Le fétiche de l’État capitaliste, de l’État levier, de l’État entrepreneur inspire encore l’intelligentsia et les gouvernements chez nous et en Europe. Les gouvernements nourrissent la prétention de pouvoir identifier mieux que le marché les industries «gagnantes» de l’avenir.
Dans les années 50, l’industrie du transport menait la course du développement. Dans les années 90, c’était au tour de la haute technologie de jouer le rôle. Aucun devin ne l’avait prévu? Encore plus prétentieux, les politiciens et bureaucrates s’assignent la tâche de distinguer d’avance, à l’intérieur des industries, les entreprises gagnantes des autres, pour mieux les nourrir. Ce fut le cas par exemple de Algoma Steel, de Bombardier, de Tricofil et de Michelin. L’organisation centralisée de l’économie est en théorie une utopie. Et les tentatives pour l’imposer en ont fait partout une utopie coûteuse. La raison en est que l’État est un mauvais capitaliste, un mauvais entrepreneur. L’État, par sa logique, est incapable de s’engager dans le processus de « destruction créatrice » essentiel à la croissance et à l’innovation.
Ce qui distingue le capitaliste tout court de l’État capitaliste, ce n’est pas d’abord que le premier soit plus habile à prédire les initiatives gagnantes. Il se trompe aussi copieusement. Ce qui le distingue de l’État entrepreneur, c’est qu’il nourrit le succès et rationne l’échec. Il ajoute de son capital dans les projets prometteurs et fructueux pour les faire grandir et prospérer, tandis qu’il ferme les entreprises malheureuses. Ainsi on calcule que l’investissement moyen dans les firmes qui réussissent est de cinq fois supérieur aux investissements dans les firmes qui tournent mal.
L’appareil politico-bureaucratique au contraire confond création d’emplois et création de richesses. Parce que sa finalité est essentiellement redistributionniste, le gouvernement est incapable de fermer une entreprise, même chancelante et perdante. Les échecs ne sont jamais consacrés. Conséquences prévisibles et observées: rentabilité moyenne minuscule des investissements publics et échecs occasionnels retentissants. L’entrepreneurship politique n’est pas moins grand que l’entrepreneurship marchand, mais il s’exerce au service de la redistribution arbitraire de la richesse plutôt que de sa production.

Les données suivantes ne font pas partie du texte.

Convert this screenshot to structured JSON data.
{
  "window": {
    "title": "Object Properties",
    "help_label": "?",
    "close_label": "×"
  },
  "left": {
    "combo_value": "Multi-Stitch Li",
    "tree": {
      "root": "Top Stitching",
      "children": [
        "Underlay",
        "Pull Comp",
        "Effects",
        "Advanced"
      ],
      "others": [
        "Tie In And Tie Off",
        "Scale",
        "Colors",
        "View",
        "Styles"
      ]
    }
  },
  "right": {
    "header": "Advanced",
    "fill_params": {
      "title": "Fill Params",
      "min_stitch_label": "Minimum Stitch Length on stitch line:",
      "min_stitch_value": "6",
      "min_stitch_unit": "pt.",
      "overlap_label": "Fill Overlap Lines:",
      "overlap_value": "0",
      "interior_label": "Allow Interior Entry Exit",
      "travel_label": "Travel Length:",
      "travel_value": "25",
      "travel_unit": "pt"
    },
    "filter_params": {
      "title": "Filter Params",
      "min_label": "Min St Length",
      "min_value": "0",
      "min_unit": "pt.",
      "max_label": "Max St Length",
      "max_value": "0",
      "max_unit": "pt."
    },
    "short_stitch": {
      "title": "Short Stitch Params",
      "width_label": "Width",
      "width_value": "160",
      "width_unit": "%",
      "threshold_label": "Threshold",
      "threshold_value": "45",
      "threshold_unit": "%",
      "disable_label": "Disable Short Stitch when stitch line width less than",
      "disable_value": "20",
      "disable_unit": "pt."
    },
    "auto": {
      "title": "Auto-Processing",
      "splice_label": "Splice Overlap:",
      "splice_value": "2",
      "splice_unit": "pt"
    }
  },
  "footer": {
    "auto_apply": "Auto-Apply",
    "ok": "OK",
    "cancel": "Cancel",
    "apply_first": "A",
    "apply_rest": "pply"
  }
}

Cette prodigalité des pouvoirs publics avec l’argent des autres ne crée pas d’emplois; elle en détruit. Selon l’OCDE, 60% des emplois prétendument créés par les subventions seraient apparus sans elles parce que l’entreprise aurait opté pour l’expansion de toute façon. Ou alors, le soutien destiné à la firme X se fait au détriment de la firme concurrente Y. Ce serait le cas de 20% des emplois suscités par l’aide. Les politiques industrielles exercent des effets semblables à la péréquation.
L’individu qui obtient un emploi factice dans son village natal en déclin se réjouit de n’avoir pas à chercher un emploi productif dans une ville éloignée. Deuxièmement, c’est souvent le prix des loyers et des salaires qui y gagnent à l’octroi de subventions, plutôt que la croissance générale des économies ainsi protégées. Enfin les taxes qui servent au financement de ces faveurs arbitraires ne peuvent provenir que d’autres contribuables. Les taxes, présentes et anticipées, qui servent à financer les subventions aux entreprises, ne font pas qu’extraire des ressources de l’économie. Elles exercent surtout des effets dépressifs en neutralisant les incitations à travailler, à investir, à épargner, à exporter, à innover, en un mot à produire de la richesse. Elles rompent le lien vital entre l’effort et la rémunération.
Les industries et les économies qui affichent les plus hauts taux de créations d’emplois sont aussi celles qui en détruisent le plus. (Davis, Haltiwanger et Schuh, 1996). Les politiques industrielles et l’ensemble des subventions à l’entreprise camouflent la vérité des prix. Les seules initiatives de l’État susceptibles de promouvoir la croissance consisteraient à alléger le poids réglementaire et fiscal sur l’épargne et l’investissement et à favoriser la concurrence, intérieure et extérieure.